Pure Ionic Water Supports Wiltshire’s Rising Chefs at The Chefs’ Forum Spring Lunch


Pure Ionic Water Powers Rising Culinary Stars at The Chefs’ Forum Spring Lunch at Bowood Hotel

At Pure Ionic Water, we believe that every ingredient matters—especially the water that fuels the people behind the plate. That’s why we were proud to support The Chefs’ Forum Spring Lunch at the prestigious Bowood Hotel, Spa & Golf Resort, where Wiltshire’s emerging hospitality talent came together with some of the region’s top chefs to deliver a sensational four-course menu.

Held on Monday, 19 May, in the elegant Kerry Suite, the event brought together hospitality professionals, suppliers, and industry leaders for an afternoon celebrating the next generation of chefs, locally sourced ingredients, and collaborative culinary artistry. From preparation to plating, Pure Ionic Water played a vital role in keeping the kitchen hydrated and high-performing.

Fueling Culinary Excellence, Naturally

Hydration is more than a necessity—it’s a performance enhancer. Throughout the high-energy lunch service, chefs and students alike relied on Pure Ionic Water for clarity, focus, and stamina. Our ultra-purified, alkaline-rich water supports energy levels and brings out the best in everyone—from seasoned chefs to aspiring professionals. Used in everything from food prep to palate cleansing, Pure Ionic Water brought purity and performance to every station in the kitchen.

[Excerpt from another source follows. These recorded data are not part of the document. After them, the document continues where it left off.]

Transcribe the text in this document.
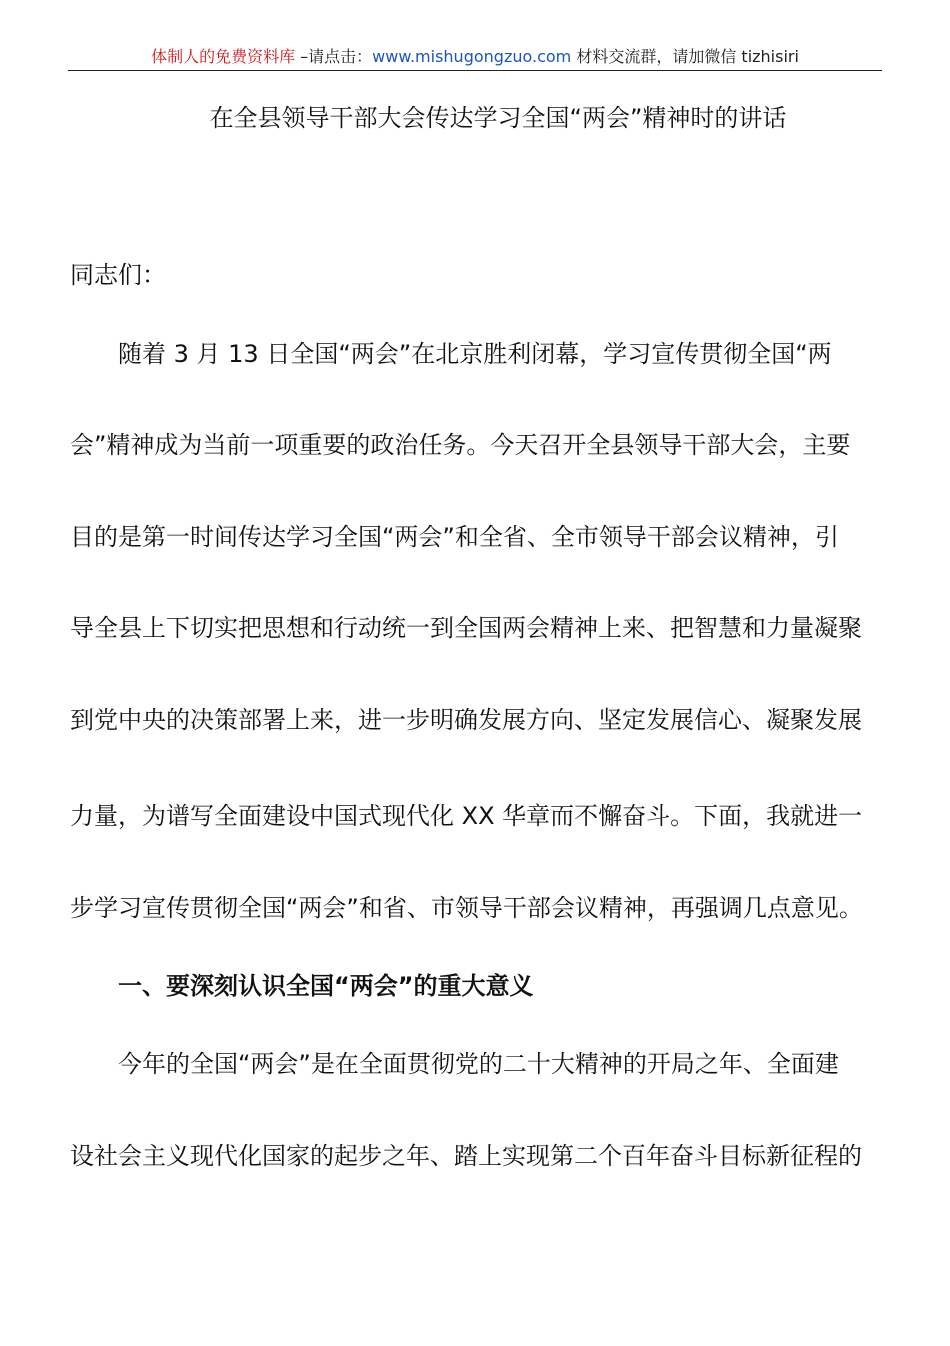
体制人的免费资料库 –请点击：www.mishugongzuo.com 材料交流群，请加微信 tizhisiri
在全县领导干部大会传达学习全国“两会”精神时的讲话
同志们：
随着 3 月 13 日全国“两会”在北京胜利闭幕，学习宣传贯彻全国“两
会”精神成为当前一项重要的政治任务。今天召开全县领导干部大会，主要
目的是第一时间传达学习全国“两会”和全省、全市领导干部会议精神，引
导全县上下切实把思想和行动统一到全国两会精神上来、把智慧和力量凝聚
到党中央的决策部署上来，进一步明确发展方向、坚定发展信心、凝聚发展
力量，为谱写全面建设中国式现代化 XX 华章而不懈奋斗。下面，我就进一
步学习宣传贯彻全国“两会”和省、市领导干部会议精神，再强调几点意见。
一、要深刻认识全国“两会”的重大意义
今年的全国“两会”是在全面贯彻党的二十大精神的开局之年、全面建
设社会主义现代化国家的起步之年、踏上实现第二个百年奋斗目标新征程的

A Collaborative Culinary Showcase

Under the guidance of renowned chefs and mentors, 20 students from Wiltshire College seamlessly delivered a four-course fine dining experience—managing both front- and back-of-house responsibilities with professionalism and enthusiasm.

Each course reflected seasonal flavours and chef-driven creativity, with a strong focus on British-grown asparagus and smoked accents, thanks in part to the featured Borniak smoker, which added depth and character to multiple dishes:

  • Starter by Kuba Winkowski (Box Bush, Bourton-on-the-Water):
    Wye Valley Asparagus with Smoked Whipped Feta, Smoked Nuts, and Chilli & Herb Salad
    Kuba, a National Chef of the Year winner, used the Borniak smoker to enhance his feta, giving the dish a rich and refined finish.

  • Fish Course by Ben Chamberlain (The Bull, Burford):
    Coal-Scorched Salmon with Smoked Isle of Wight Tomato Dashi and Wye Valley Asparagus
    Ben praised the students’ enthusiasm and precision, noting the excitement they brought to working with cutting-edge techniques.

  • Main Course by Rupert Taylor (Bowood Hotel):
    Chicken with Wild Garlic, Wye Valley Asparagus, Morels, and Sauce Albufera
    Rupert led the main course preparation and expressed pride in opening his kitchen to the region’s future talent.

  • Dessert by Ashleigh Farrand (The Kingham Plough & Great British Menu 2025):
    Toffee Apple Doughnut, Butter Popcorn Ice Cream, Popping Candy Crumb, and Blackberry Pâte de Fruits
    Inspired by Gifford’s Circus, this playful dish closed the menu with a nostalgic, crowd-pleasing finish.

Inspiring the Next Generation

From chefs to guests, all attendees praised the professionalism and dedication of the students. Highlights included the teamwork displayed on the pass, the quality of service in the dining room, and the poise with which students navigated a high-pressure, real-world hospitality environment.

Two standout students—Keiron Dinglasan and Oscar Conway—were named Stars of the Day for their exceptional contributions in front and back of house. Their achievement reflects the kind of potential we at Pure Ionic Water are proud to support.

Committed to the Future of Hospitality

The event was made possible through the combined efforts of The Chefs’ Forum team, industry mentors, and sponsors including Ritter Courivaud, Ritter Fresh, Borniak, and Dole Foodservice. At Pure Ionic Water, we’re honoured to be among those supporting the next wave of culinary innovation and professionalism.

As a premium ingredient and trusted hydration partner, we know that great food begins with great water. This unforgettable spring lunch was yet another reminder that when purity, creativity, and mentorship meet—the results are exceptional.